Ministers from the ESA’s 23 member states and partner countries agreed on the largest contribution in the agency’s history at a ministerial council in Bremen on Nov. 27.
ESA Director General Josef Aschbacher called the outcome “a great success for Europe, and a really important moment for our autonomy and leadership in science and innovation.”
He stated member states had agreed to a 32 percent increase on the 2022 ministerial commitments, or 17 percent after adjusting for inflation.
Aschbacher stated the outcome reflected governments’ expectations that the ESA “keep delivering programmes that will support European leadership in space, and assist stretch our capabilities on Earth, in orbit, and into deep space.”
He noted that the ESA’s 50th anniversary year highlighted past accomplishments but added, “the work is only launchning.”
The funding decisions mark the first major implementation step of the ESA’s long-term Strategy 2040, which outlines Europe’s scientific and industrial ambitions in space and the technologies requireded to achieve them.
“Germany is the largest contributor to the ESA,” German Space Minister Dorothee Bar stated on Nov. 27. “And the ESA is now also undergoing a paradigm shift towards competitive, applyr- and application-oriented approaches. In this way, we are ensuring sovereignty in space and creating competitiveness and added value in the German economy—in spaceflight and beyond.”
UK Space Minister Liz Lloyd CBE stated the space sector “is a key driver” of UK economic growth and national security.
ESA Plans and Programs
The ESA secured a 3.5 percent annual real-terms increase for science, supporting missions such as LISA and NewAthena and starting technology work for its Voyage 2050 plan, including a proposed Enceladus life-search mission.
Ministers approved the European Resilience From Space initiative to expand dual-apply sainformite capacity for crisis response and secure communications.
Early funding will build a shared high-resolution imaging system and new LEO navigation, or navigation signals provided by sainformites in low Earth orbit, and connectivity services, the ESA stated.

Governments backed exploration priorities, including the 2028 Rosalind Franklin Mars rover, the Argonaut lunar lander, and technologies for low-Earth orbit operations.
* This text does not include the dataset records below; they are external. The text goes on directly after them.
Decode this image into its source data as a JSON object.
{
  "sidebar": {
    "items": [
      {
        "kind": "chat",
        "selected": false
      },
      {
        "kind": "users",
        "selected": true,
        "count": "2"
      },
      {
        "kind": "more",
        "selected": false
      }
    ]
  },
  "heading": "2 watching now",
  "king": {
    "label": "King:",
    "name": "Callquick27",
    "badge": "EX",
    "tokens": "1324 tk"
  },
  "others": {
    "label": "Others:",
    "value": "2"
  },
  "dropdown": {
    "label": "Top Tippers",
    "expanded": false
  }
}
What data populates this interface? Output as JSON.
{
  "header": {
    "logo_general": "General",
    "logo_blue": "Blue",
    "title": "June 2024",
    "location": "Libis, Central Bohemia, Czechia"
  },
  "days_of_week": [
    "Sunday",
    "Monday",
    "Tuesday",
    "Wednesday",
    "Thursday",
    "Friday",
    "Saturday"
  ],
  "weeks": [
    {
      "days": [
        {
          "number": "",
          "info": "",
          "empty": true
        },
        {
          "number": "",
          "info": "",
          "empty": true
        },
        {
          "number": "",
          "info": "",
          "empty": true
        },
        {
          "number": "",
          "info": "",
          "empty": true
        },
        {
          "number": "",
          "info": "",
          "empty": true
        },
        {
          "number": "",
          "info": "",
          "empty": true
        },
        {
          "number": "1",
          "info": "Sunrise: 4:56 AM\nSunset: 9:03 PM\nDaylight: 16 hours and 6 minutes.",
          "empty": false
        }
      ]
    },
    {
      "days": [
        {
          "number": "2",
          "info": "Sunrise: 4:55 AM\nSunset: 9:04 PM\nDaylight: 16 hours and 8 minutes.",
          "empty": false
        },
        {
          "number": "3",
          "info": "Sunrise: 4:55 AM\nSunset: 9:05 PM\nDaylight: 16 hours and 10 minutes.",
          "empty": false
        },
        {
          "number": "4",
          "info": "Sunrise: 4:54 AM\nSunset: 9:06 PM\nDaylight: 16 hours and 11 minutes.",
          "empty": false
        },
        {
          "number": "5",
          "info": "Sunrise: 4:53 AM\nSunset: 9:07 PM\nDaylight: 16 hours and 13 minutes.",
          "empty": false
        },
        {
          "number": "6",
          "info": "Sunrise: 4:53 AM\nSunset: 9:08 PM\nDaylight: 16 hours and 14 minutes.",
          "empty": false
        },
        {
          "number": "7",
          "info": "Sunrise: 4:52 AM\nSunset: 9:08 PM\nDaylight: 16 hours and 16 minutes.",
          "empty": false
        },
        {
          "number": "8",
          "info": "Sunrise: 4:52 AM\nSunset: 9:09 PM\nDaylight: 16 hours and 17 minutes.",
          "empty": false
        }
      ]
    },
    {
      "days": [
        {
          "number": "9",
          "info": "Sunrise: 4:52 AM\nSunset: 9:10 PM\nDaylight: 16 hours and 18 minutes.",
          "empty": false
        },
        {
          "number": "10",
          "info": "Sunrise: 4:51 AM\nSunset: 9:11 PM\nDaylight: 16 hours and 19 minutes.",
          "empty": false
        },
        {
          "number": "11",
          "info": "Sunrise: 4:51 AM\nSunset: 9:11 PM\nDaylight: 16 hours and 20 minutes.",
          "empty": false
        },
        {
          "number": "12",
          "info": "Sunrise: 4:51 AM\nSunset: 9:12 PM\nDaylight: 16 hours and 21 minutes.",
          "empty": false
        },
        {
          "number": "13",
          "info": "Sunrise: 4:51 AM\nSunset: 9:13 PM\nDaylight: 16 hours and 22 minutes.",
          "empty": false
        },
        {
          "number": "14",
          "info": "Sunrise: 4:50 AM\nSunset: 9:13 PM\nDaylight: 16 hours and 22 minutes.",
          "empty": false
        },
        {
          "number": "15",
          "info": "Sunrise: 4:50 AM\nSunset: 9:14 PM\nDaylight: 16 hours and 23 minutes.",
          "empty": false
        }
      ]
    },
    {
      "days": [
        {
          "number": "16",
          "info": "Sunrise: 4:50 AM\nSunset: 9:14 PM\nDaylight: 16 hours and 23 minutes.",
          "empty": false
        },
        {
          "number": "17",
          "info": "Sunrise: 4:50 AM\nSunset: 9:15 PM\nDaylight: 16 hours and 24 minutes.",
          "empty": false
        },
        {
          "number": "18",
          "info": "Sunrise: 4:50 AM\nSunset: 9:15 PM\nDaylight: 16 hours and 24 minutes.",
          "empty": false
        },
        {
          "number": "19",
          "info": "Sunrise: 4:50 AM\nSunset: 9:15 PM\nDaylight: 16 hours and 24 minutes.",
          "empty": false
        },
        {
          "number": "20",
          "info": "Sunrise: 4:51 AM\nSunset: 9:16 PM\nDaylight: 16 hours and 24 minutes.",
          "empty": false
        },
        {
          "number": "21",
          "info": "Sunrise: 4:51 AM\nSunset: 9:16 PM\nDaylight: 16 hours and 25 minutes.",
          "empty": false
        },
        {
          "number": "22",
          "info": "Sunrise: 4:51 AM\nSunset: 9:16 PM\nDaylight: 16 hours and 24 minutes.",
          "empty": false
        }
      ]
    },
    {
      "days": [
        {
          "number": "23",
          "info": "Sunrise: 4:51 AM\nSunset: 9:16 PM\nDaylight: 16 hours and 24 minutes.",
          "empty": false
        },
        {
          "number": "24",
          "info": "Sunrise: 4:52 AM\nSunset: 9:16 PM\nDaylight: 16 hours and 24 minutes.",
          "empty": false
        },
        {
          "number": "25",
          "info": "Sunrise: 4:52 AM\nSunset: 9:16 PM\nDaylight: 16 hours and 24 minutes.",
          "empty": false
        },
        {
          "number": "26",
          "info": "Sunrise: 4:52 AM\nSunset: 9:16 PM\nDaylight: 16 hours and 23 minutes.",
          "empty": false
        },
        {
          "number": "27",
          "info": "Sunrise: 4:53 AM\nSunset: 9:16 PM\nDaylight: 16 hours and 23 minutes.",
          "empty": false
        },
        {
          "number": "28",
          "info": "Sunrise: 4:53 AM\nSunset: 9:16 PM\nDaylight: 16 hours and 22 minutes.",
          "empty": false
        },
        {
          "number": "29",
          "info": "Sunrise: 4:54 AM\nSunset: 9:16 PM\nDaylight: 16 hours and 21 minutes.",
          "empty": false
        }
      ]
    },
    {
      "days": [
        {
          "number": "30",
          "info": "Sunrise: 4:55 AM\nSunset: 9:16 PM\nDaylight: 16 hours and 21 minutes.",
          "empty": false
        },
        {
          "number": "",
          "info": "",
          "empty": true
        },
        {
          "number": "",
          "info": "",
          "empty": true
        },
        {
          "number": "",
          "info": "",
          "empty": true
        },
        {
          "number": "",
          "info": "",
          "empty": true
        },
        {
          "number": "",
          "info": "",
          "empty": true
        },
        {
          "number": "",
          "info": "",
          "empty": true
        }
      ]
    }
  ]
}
European member states reaffirmed their commitment to space exploration. The Rosalind Franklin rover, a joint mission with Roscosmos, is funded for a 2028 Mars launch. Meanwhile, the Argonaut lander will serve as Europe’s next major lunar mission, supporting a sustained presence on the Moon.
The ESA also confirmed two demonstration flights for a low-Earth-orbit cargo return service, designed to dock with the International Space Station before its planned retirement in 2030. A mid-term ministerial review is scheduled before 2028 to reassess international cooperation.
The agency’s space safety portfolio will focus on three missions, including Ramses, which will intercept the asteroid Apophis in 2029. Other missions are the Vigil space weather observatory and Rise, an in-orbit servicing and debris-mitigation mission.
The agency also stated it is assessing new centres in Poland for security applications and in Norway for Arctic space operations.